Provoking IT from Good to Great
Measuring a Unified/Useful Computing System

Measuring the usefuleness of IT
Imagine if there was a way to measure the efficiency and effectiveness of a technology solution with an objective, industry standard, universally applicable, mathematical forumula?
Tom Canning and I have been discussing this of late, and here’s a transcript of our discussion!
It would help me in my job at Cisco to explain how although it LOOKS like a blade server system, it’s SO MUCH MORE… and here’s the formula to prove it – TA-DA! (big flourish!). There must be something out there so I went looking…
First I found a really interesting APC paper titled Selecting and Industry Standard Metric for Data Center Efficiency. This is a nice and concise paper that refers to the EPA Data Center Report for US Congress.
The APC document is interesting because it helps make sense of the data center in economic terms of stuff in and stuff out by providing some interesting ratios that you should be aware of even if you’re not a data center facilities person. After all, you know how need to know how much performance you get out of your car without being a mechanic, right?

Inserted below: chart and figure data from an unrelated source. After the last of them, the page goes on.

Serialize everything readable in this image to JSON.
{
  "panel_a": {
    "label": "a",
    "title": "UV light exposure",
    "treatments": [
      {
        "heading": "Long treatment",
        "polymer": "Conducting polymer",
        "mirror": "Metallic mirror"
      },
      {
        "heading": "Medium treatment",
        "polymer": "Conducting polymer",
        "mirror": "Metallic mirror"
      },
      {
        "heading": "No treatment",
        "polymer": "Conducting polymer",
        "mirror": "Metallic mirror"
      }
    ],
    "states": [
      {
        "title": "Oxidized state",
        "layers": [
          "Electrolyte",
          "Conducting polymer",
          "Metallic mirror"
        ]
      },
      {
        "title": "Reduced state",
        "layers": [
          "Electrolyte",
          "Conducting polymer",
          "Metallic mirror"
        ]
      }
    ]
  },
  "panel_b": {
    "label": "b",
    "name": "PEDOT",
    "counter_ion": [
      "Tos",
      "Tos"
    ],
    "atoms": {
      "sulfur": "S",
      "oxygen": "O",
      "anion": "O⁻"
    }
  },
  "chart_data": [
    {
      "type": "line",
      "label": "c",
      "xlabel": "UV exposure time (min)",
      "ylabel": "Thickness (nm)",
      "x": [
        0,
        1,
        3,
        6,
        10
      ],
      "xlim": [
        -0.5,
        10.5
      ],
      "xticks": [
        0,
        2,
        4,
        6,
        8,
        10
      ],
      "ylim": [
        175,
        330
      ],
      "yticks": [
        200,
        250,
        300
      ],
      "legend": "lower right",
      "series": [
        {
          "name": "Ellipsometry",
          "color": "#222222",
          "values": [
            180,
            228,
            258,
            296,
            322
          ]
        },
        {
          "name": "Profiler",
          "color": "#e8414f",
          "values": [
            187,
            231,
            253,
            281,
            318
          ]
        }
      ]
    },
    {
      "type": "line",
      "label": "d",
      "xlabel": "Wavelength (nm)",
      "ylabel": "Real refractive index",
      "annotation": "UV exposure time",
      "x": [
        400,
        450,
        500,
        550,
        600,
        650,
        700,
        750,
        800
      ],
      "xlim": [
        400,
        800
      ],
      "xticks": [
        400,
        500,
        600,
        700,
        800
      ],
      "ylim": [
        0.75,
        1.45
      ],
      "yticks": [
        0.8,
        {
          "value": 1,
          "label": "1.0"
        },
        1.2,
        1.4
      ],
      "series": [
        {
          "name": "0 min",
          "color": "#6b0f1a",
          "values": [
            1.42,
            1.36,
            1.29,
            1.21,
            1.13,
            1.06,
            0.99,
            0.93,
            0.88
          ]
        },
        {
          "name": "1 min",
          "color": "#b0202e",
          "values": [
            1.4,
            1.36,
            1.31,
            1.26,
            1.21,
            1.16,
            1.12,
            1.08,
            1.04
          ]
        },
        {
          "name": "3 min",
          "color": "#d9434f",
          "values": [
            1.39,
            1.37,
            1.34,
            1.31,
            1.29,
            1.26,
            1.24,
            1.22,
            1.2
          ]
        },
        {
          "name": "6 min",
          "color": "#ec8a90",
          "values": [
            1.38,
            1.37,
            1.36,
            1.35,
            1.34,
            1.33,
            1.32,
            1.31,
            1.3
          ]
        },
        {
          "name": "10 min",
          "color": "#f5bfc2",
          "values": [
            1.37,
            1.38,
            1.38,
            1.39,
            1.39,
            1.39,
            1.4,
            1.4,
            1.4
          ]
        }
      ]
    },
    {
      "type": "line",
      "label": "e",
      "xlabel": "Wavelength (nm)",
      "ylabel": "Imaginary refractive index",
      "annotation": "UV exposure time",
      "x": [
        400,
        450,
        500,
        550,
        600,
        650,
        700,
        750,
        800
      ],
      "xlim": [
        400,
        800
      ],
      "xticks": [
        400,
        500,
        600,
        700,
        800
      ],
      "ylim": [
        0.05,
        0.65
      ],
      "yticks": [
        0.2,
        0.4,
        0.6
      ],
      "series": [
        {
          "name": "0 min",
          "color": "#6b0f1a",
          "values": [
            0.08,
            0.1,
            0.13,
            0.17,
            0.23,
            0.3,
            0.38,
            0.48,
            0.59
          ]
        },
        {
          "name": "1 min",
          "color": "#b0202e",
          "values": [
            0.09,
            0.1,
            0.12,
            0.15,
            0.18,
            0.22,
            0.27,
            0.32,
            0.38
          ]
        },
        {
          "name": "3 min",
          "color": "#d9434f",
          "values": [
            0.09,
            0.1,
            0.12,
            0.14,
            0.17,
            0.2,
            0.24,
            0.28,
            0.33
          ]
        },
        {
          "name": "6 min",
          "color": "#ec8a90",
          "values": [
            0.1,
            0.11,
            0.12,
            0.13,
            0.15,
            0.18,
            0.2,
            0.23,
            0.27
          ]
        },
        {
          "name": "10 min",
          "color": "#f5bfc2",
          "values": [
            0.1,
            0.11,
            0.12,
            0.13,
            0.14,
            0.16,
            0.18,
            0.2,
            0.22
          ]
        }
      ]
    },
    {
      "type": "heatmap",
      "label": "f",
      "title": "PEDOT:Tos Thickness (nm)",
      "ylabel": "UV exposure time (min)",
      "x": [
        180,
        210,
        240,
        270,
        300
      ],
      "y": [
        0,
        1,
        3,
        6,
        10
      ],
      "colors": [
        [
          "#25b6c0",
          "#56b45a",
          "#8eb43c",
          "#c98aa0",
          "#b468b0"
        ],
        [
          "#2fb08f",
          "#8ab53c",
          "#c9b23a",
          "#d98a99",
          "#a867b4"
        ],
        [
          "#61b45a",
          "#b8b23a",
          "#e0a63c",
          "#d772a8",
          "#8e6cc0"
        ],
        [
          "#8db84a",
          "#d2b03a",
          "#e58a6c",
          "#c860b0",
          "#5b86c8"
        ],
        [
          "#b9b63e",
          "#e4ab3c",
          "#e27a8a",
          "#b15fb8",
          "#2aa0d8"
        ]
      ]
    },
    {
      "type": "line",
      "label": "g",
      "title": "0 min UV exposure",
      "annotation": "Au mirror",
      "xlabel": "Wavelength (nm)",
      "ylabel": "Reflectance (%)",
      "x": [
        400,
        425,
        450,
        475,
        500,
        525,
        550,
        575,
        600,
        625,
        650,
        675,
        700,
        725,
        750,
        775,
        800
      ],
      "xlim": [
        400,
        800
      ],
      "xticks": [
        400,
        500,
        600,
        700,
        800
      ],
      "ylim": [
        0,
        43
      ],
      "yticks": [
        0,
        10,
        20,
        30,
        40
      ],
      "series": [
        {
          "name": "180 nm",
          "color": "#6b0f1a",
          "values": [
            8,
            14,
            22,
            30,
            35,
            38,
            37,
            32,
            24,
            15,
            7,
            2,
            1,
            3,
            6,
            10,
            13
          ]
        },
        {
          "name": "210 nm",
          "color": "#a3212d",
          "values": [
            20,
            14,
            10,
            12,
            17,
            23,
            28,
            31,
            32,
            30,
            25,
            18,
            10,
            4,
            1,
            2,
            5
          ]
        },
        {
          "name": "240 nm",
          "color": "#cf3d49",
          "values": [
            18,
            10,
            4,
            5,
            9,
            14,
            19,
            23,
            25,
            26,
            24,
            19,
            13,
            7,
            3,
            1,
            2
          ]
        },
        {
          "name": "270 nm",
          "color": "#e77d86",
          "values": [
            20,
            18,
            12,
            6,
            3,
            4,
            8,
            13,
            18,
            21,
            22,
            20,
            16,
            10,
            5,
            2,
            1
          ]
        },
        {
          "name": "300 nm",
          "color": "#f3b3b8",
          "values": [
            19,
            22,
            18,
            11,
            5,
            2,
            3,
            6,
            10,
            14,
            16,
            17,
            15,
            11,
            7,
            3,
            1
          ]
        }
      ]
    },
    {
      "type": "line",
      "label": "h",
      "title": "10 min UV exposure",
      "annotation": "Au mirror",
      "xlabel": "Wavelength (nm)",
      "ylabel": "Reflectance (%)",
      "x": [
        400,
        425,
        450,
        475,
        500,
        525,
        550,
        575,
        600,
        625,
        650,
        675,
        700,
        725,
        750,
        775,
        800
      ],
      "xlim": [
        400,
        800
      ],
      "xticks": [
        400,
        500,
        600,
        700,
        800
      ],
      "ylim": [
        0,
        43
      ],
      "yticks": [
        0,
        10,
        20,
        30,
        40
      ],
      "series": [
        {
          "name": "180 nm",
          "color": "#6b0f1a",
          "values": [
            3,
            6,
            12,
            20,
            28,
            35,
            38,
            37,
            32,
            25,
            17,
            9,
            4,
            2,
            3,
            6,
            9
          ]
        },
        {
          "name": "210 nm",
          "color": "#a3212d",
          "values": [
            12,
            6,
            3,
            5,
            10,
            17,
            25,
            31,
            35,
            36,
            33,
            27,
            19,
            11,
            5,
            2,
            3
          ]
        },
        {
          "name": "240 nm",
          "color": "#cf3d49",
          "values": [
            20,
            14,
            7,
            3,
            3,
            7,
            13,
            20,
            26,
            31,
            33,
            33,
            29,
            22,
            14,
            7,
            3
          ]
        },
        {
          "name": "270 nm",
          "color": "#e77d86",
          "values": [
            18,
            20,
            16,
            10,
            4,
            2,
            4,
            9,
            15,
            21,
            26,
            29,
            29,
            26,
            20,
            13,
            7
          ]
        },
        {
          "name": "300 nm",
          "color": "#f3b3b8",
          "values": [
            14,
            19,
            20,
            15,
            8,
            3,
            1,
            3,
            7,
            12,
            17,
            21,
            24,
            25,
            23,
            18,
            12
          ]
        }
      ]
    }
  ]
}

The bit I love about the whole Data Center Infrastructure Efficiency (DCiE) stuff is the approach of using science to reduce something complex down to simple, universal ratios:
- Watts In -> IT Watts -> Useful Computing
- Watts In to the data center goes through the DC infrastructure to produce IT Watts.
- IT Watts drive IT infrastructure (compute, network and storage) to produce Useful Computing, which is the output of a data center.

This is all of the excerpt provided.